Positron emission tomography (PET) has enabled major progress in biomedical research, particularly in research into the structure and function of the brain. It is also important for detecting tumours and developing new medications. PET involves labelling organic molecules with a radioactive isotope and then injecting these tracers into one of the patient's blood vessels. The positron camera is then used to monitor how the molecules are absorbed into the brain. Before a tracer can be used on patients, it must first be tested on research animals, normally monkeys as they are closest to human beings in terms of brain structure and function.

The PET research carried out on the KM-F monkeys is intended to develop new tracers so that PET can be used to investigate signal systems in the living human brain. These systems are vital for diagnosing and treating neurological and neuropsychiatric disorders such as Alzheimer's, Parkinson's, schizophrenia, depression and ADHD.

The close correlation between the results from monkey experiments and subsequent studies with humans has meant that researchers at Karolinska Institutet (KI) have been able to confirm the value of the monkey studies for developing suitable tracers. This work has included producing markers to investigate subtypes of dopamine, serotonin, noradrenaline and GABA receptors.
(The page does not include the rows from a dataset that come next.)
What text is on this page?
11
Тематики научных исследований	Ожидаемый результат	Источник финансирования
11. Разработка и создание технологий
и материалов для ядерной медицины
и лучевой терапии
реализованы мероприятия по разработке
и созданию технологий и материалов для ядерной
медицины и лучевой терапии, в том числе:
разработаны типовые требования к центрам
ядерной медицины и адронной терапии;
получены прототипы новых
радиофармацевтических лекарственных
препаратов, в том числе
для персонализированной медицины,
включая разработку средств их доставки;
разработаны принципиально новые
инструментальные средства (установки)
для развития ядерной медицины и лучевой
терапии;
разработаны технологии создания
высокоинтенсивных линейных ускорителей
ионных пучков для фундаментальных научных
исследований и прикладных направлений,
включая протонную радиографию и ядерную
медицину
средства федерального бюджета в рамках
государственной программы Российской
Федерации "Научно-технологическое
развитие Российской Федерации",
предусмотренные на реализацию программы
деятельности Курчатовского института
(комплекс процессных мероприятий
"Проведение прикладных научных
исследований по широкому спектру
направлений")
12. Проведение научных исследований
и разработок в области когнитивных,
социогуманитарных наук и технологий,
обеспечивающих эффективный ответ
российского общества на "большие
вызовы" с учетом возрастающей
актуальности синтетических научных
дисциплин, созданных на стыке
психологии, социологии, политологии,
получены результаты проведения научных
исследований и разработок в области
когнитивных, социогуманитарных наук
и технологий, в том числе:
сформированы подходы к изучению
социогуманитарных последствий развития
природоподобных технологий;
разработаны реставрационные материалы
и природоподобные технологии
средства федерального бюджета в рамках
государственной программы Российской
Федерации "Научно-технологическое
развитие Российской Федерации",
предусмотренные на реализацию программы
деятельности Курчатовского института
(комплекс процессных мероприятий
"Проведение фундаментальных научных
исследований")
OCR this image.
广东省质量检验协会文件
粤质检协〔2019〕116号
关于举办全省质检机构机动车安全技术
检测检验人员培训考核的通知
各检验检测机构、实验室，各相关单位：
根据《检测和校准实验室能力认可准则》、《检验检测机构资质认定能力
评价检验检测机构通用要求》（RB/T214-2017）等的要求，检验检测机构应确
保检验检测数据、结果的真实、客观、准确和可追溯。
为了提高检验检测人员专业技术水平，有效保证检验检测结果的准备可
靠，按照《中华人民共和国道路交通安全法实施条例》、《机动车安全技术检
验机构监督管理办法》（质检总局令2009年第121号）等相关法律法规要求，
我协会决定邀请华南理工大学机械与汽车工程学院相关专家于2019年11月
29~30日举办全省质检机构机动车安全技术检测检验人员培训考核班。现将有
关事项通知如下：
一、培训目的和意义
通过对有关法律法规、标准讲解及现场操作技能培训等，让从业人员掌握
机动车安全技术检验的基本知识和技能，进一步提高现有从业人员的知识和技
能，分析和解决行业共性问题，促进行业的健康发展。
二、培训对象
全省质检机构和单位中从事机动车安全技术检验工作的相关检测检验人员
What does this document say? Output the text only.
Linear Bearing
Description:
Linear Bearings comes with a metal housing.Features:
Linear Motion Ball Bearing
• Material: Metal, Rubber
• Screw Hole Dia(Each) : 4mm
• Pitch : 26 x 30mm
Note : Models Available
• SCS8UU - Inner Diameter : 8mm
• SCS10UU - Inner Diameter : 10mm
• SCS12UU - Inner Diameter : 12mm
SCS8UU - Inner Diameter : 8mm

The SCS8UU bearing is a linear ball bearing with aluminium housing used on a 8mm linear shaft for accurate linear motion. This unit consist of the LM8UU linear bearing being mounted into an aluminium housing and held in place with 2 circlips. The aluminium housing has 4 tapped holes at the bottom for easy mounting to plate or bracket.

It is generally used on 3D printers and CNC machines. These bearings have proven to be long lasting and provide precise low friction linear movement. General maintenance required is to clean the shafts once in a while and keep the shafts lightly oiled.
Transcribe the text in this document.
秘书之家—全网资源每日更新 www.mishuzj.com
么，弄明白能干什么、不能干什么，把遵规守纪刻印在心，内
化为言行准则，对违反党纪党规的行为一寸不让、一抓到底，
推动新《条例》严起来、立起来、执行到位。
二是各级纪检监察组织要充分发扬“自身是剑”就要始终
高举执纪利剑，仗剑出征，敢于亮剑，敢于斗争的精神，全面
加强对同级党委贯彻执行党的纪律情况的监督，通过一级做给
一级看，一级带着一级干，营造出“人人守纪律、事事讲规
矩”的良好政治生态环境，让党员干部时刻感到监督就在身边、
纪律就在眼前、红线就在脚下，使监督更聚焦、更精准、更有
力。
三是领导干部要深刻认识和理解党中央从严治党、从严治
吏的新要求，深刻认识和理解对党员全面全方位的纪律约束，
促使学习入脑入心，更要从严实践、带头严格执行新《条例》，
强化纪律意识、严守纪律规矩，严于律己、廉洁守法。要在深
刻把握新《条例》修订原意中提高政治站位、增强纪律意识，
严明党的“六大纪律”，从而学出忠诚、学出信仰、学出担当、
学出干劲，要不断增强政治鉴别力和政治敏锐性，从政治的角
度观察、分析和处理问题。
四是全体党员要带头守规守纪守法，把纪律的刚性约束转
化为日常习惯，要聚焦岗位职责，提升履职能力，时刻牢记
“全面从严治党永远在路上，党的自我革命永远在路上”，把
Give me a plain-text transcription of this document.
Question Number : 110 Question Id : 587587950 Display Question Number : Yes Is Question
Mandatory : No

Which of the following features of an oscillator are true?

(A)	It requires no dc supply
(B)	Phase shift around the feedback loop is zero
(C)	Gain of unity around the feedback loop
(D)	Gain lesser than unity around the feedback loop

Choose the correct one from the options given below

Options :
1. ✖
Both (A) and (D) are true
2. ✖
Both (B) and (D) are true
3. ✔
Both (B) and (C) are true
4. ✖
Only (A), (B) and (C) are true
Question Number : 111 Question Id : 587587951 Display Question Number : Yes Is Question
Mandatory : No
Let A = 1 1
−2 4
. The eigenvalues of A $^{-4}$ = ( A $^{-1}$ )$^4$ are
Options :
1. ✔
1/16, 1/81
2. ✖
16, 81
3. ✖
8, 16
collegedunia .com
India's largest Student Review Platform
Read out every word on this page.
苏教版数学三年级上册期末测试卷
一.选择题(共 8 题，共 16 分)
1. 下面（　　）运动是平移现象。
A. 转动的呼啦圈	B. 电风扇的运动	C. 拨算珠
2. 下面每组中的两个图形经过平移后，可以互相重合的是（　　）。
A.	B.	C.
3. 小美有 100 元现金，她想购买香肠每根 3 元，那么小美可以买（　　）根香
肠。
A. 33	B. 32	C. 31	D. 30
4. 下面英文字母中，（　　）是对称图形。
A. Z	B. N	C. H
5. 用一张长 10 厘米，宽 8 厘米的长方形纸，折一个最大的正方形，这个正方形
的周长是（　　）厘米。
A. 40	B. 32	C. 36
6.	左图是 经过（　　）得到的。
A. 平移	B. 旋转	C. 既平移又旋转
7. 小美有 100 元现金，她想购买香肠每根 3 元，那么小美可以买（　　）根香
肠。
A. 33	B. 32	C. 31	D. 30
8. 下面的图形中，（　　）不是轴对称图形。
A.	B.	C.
Researchers at KI have developed a tracer that has made it possible for the first time to investigate the serotonin transporter (SERT). They have shown in studies using monkeys that the marker binds selectively to SERT, paving the way for studies with humans. This method will be used in investigations into depressive disorders and into the mode of action and clinical guidelines for antidepressants.

What happens with monkeys in a PET trial?

The monkeys used for PET trials are totally healthy and live together for many years in compatible groups of four to ten. In this type of experiment a monkey is used roughly once a month, though often less frequently. It is anaesthetised in its cage at the AFL and remains anaesthetised throughout the experiment. Several hours later once it has fully regained consciousness it is returned to its cage. By way of preparation, a cannula is inserted into one of the monkey's legs at the AFL so that researchers can administer the tracer safely and take blood samples. Blood samples are taken during the experiment to enable analysis of the tracer in the blood plasma.

Each day will generally involve two experiments. The first sees the tracer being injected so that researchers can study its distribution in the brain. The second PET experiment is identical to the first except that a known reference substance is injected 10-20 minutes before the tracer. The reference substance binds to the receptor in question, thus preventing the tracer from doing so. These experiments demonstrate the degree to which the tracer binds specifically to the receptor, and are extremely important for subsequent studies on humans.